The nature of taking medical histories was exactly the right treatment for my bias to simply believe. Asking a middle aged man how much he drinks each week? Whatever he responds, consider doubling the number. Are you taking your medications regularly? Whatever they say, check the timing of the last refill. Many Diabetics don’t want to disappoint their doctor, look foolish, or be confronted by their relative poverty and don’t purchase the medication needed—but they can’t tell you that directly. A teen aged diabetic boy had a log of his well controlled blood sugars except his long term test showed poor control. “Can I see your fingers?” Not a sign of pricks used in the day to draw a bead of blood for testing.
When I apply this kind of thinking to the everyday world, I am generally rewarded. A special deal, too good to be true? These don’t take a lot of time to sort. A call with bad news and a solution to be done now over the phone? I am tempted to make a game and eat up lots of time without giving satisfaction but my peace of mind requires a shorter path: the quip and hanging up. Not opening emails is a problem—this is not just a matter of trust but cleaning house. I now assume lots of people I don’t know with varying needs of me have access to my address, contacts, and demographic information.

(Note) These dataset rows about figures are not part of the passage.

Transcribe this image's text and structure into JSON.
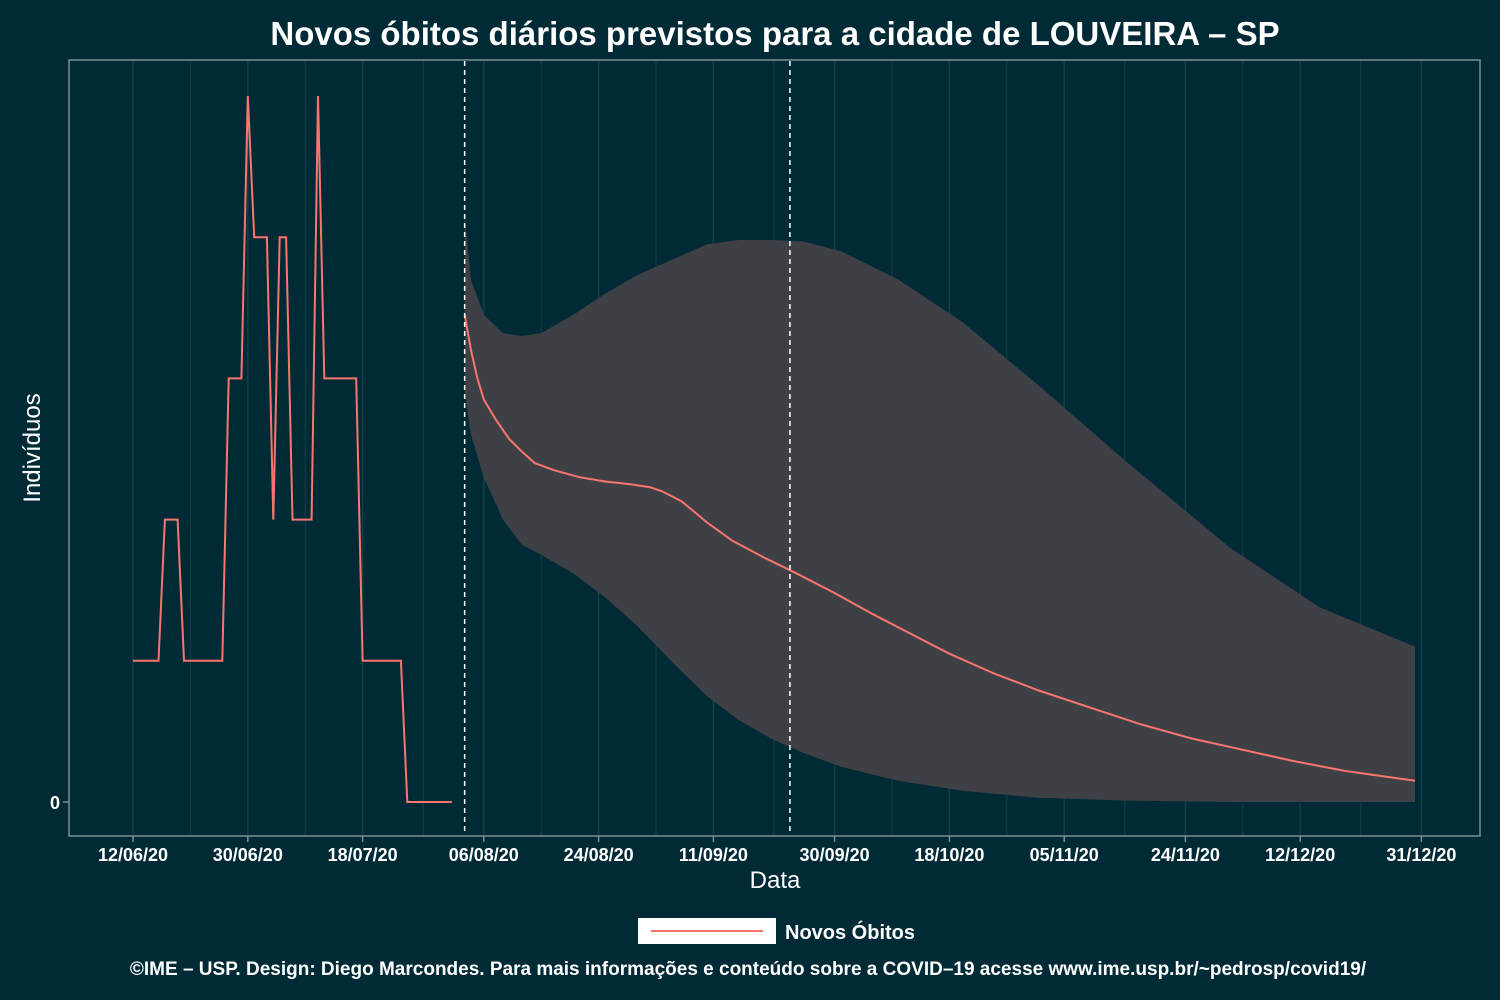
{
  "chart_data": {
    "type": "line",
    "title": "Novos óbitos diários previstos para a cidade de LOUVEIRA – SP",
    "xlabel": "Data",
    "ylabel": "Indivíduos",
    "x_ticks": [
      "12/06/20",
      "30/06/20",
      "18/07/20",
      "06/08/20",
      "24/08/20",
      "11/09/20",
      "30/09/20",
      "18/10/20",
      "05/11/20",
      "24/11/20",
      "12/12/20",
      "31/12/20"
    ],
    "y_ticks": [
      "0"
    ],
    "y_unit_note": "y values in relative units; only tick 0 is labeled",
    "ylim": [
      -0.25,
      5.25
    ],
    "vlines": [
      "2020-08-03",
      "2020-09-23"
    ],
    "series": [
      {
        "name": "Novos Óbitos",
        "kind": "observed",
        "color": "#f8766d",
        "points": [
          [
            "2020-06-12",
            1
          ],
          [
            "2020-06-16",
            1
          ],
          [
            "2020-06-17",
            2
          ],
          [
            "2020-06-19",
            2
          ],
          [
            "2020-06-20",
            1
          ],
          [
            "2020-06-26",
            1
          ],
          [
            "2020-06-27",
            3
          ],
          [
            "2020-06-29",
            3
          ],
          [
            "2020-06-30",
            5
          ],
          [
            "2020-07-01",
            4
          ],
          [
            "2020-07-03",
            4
          ],
          [
            "2020-07-04",
            2
          ],
          [
            "2020-07-05",
            4
          ],
          [
            "2020-07-06",
            4
          ],
          [
            "2020-07-07",
            2
          ],
          [
            "2020-07-10",
            2
          ],
          [
            "2020-07-11",
            5
          ],
          [
            "2020-07-12",
            3
          ],
          [
            "2020-07-17",
            3
          ],
          [
            "2020-07-18",
            1
          ],
          [
            "2020-07-24",
            1
          ],
          [
            "2020-07-25",
            0
          ],
          [
            "2020-08-01",
            0
          ]
        ]
      },
      {
        "name": "Novos Óbitos",
        "kind": "forecast",
        "color": "#f8766d",
        "points": [
          [
            "2020-08-03",
            3.45
          ],
          [
            "2020-08-04",
            3.2
          ],
          [
            "2020-08-05",
            3.0
          ],
          [
            "2020-08-06",
            2.85
          ],
          [
            "2020-08-08",
            2.7
          ],
          [
            "2020-08-10",
            2.57
          ],
          [
            "2020-08-12",
            2.48
          ],
          [
            "2020-08-14",
            2.4
          ],
          [
            "2020-08-17",
            2.35
          ],
          [
            "2020-08-21",
            2.3
          ],
          [
            "2020-08-25",
            2.27
          ],
          [
            "2020-08-29",
            2.25
          ],
          [
            "2020-09-01",
            2.23
          ],
          [
            "2020-09-03",
            2.2
          ],
          [
            "2020-09-06",
            2.13
          ],
          [
            "2020-09-10",
            1.98
          ],
          [
            "2020-09-14",
            1.85
          ],
          [
            "2020-09-19",
            1.73
          ],
          [
            "2020-09-24",
            1.62
          ],
          [
            "2020-09-30",
            1.48
          ],
          [
            "2020-10-06",
            1.33
          ],
          [
            "2020-10-12",
            1.19
          ],
          [
            "2020-10-18",
            1.05
          ],
          [
            "2020-10-25",
            0.91
          ],
          [
            "2020-11-01",
            0.79
          ],
          [
            "2020-11-09",
            0.67
          ],
          [
            "2020-11-17",
            0.55
          ],
          [
            "2020-11-25",
            0.45
          ],
          [
            "2020-12-03",
            0.37
          ],
          [
            "2020-12-11",
            0.29
          ],
          [
            "2020-12-19",
            0.22
          ],
          [
            "2020-12-30",
            0.15
          ]
        ]
      }
    ],
    "band": {
      "color": "#3f3f46",
      "points": [
        [
          "2020-08-03",
          2.9,
          4.15
        ],
        [
          "2020-08-04",
          2.6,
          3.7
        ],
        [
          "2020-08-06",
          2.3,
          3.45
        ],
        [
          "2020-08-09",
          2.0,
          3.32
        ],
        [
          "2020-08-12",
          1.82,
          3.3
        ],
        [
          "2020-08-15",
          1.75,
          3.32
        ],
        [
          "2020-08-20",
          1.62,
          3.45
        ],
        [
          "2020-08-25",
          1.45,
          3.6
        ],
        [
          "2020-08-30",
          1.25,
          3.73
        ],
        [
          "2020-09-05",
          0.97,
          3.85
        ],
        [
          "2020-09-10",
          0.75,
          3.95
        ],
        [
          "2020-09-15",
          0.58,
          3.98
        ],
        [
          "2020-09-20",
          0.45,
          3.98
        ],
        [
          "2020-09-25",
          0.35,
          3.97
        ],
        [
          "2020-10-01",
          0.25,
          3.9
        ],
        [
          "2020-10-10",
          0.15,
          3.7
        ],
        [
          "2020-10-20",
          0.08,
          3.4
        ],
        [
          "2020-11-01",
          0.03,
          2.95
        ],
        [
          "2020-11-15",
          0.01,
          2.4
        ],
        [
          "2020-12-01",
          0.0,
          1.8
        ],
        [
          "2020-12-15",
          0.0,
          1.38
        ],
        [
          "2020-12-30",
          0.0,
          1.1
        ]
      ]
    },
    "legend": {
      "label": "Novos Óbitos",
      "position": "bottom"
    },
    "grid": true
  },
  "caption": "©IME – USP. Design: Diego Marcondes. Para mais informações e conteúdo sobre a COVID–19 acesse www.ime.usp.br/~pedrosp/covid19/",
  "colors": {
    "background": "#002b36",
    "line": "#f8766d",
    "band": "#3f3f46",
    "panel_border": "#7a8f94",
    "grid": "#11404a"
  }
}
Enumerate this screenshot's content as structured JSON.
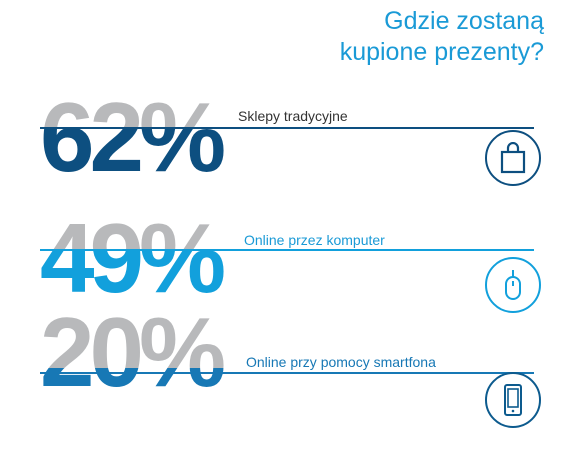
{
  "title": {
    "line1": "Gdzie zostaną",
    "line2": "kupione prezenty?"
  },
  "colors": {
    "title": "#1a9ad6",
    "gray": "#b8b9bb",
    "navy": "#0d4f80",
    "blue": "#12a0dc",
    "mid_blue": "#1778b5"
  },
  "chart_data": {
    "type": "bar",
    "title": "Gdzie zostaną kupione prezenty?",
    "categories": [
      "Sklepy tradycyjne",
      "Online przez komputer",
      "Online przy pomocy smartfona"
    ],
    "values": [
      62,
      49,
      20
    ],
    "value_labels": [
      "62%",
      "49%",
      "20%"
    ],
    "unit": "%",
    "icons": [
      "shopping-bag-icon",
      "computer-mouse-icon",
      "smartphone-icon"
    ],
    "fill_colors": [
      "#0d4f80",
      "#12a0dc",
      "#1778b5"
    ]
  }
}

It is election time and it is the Wild Wild West with respect to what people are capable of saying, seeing, or believing. If you are like me, take a breath, don’t rush, and consider what you know, before you do - or want to- do because of how you want to feel. If you smell bullshit, take your time and reflect on what you really know as opposed to how you feel.
Which gets us back to the election. If the information is impossible to sort clearly, what do you observe in the candidates as people when interviewed or giving a speech that gives you confidence or makes you skeptical?
Pieces of my Alamo at my feet. The bruise on my face is from a baseball bat, carelessly tossed by my brother in a little league game. Or was it so careless?